Last spring, we reported on Dartmouth College’s longstanding practice of electing nearly half of its board of trustees from among its alumni. Until recently, most alumni candidates had been indirectly sanctioned by the Dartmouth administration and so helped to assure that educational matters at Dartmouth proceeded as they did elsewhere: under the aegis of whatever the academic equivalent of conventional wisdom happens to be regnant at the moment.
Beginning in 2004, however, things began to change. It was then that T. J. Rodgers, a Silicon Valley entrepreneur, ran and won as a “petition candidate”—one not sanctioned by the administration. His election was followed in short order by two more petition candidates, Todd Zywicki and Peter Robinson. At that point, the Dartmouth administration really sat up and took notice: a clear threat to business-as-usual was brewing. Accordingly, when Stephen Smith, a University of Virginia law professor, ran as a petition candidate last spring, the administration went all out to stop him. As we reported in June, however, Mr. Smith won handily.

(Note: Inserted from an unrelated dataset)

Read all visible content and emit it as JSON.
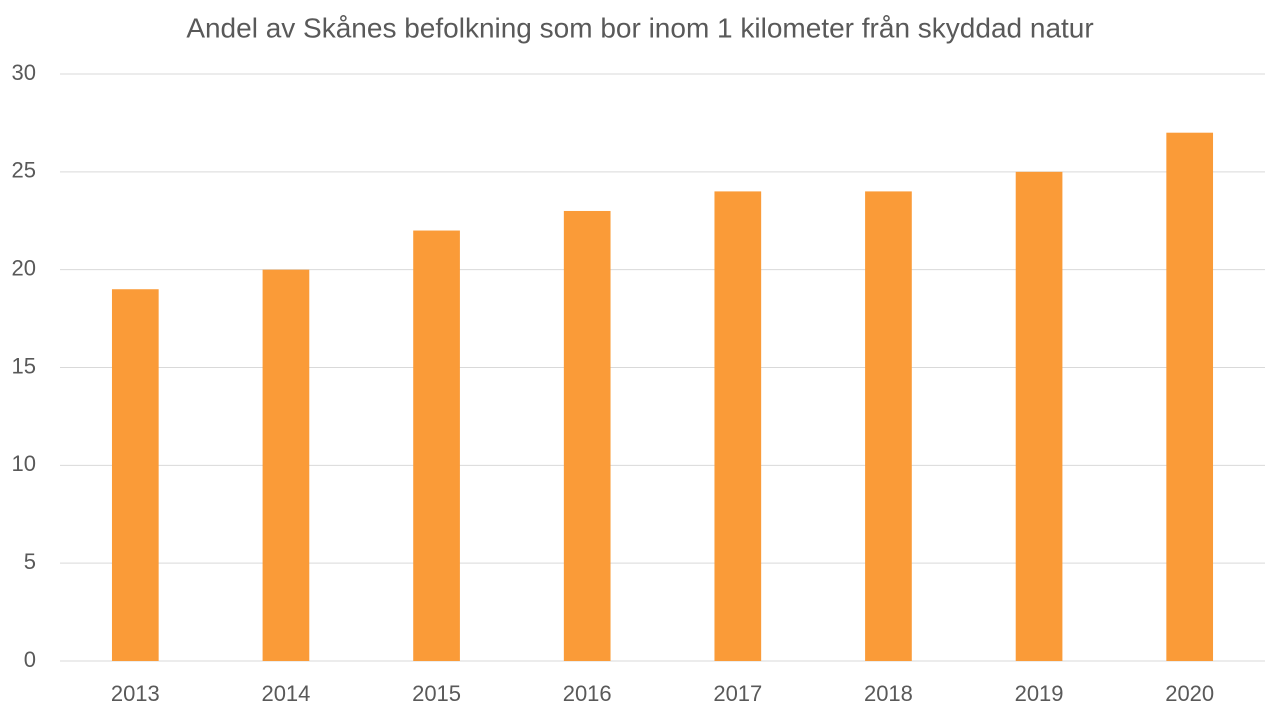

The Dartmouth establishment did not wait long to respond. Congratulations to Mr. Smith were still echoing when, on May 19, Charles Haldeman, Dartmouth’s new Chairman of the Board, announced that “the Governance Committee of the Board this summer will review the composition of the Board and the process of trustee selection.” James Wright, Dartmouth’s president, is a member of this board-within-the-board, and so is in the enviable position of reviewing himself and his own policies—not what most of us mean by “oversight.” Three alumni trustees—but not, you will be shocked to learn, any of the four independent trustees—are also members of this select committee. Meanwhile, the college has also withheld customary funds and mailing lists from elected officers of Dartmouth’s Association of Alumni who wished to publicize the controversy.
This might seem like a parochial story, of interest only to Dartmouth alumni. In fact, it is an episode that has national significance. As we noted in this space last April, college faculties and administrations represent “an entrenched, sclerotic, and self-perpetuating hegemony.” For more than a hundred years, the alumni at Dartmouth have been enfranchised to challenge that hegemony. That right is now under threat by an administration concerned above all to preserve its perquisites and resist change. The deliberations of the Governance Committee are due to end this month, so by the time you read this we may well know whether Dartmouth has chosen to preserve its heritage of openness and democratic rule or to surrender to the forces of the academic nomenklatura.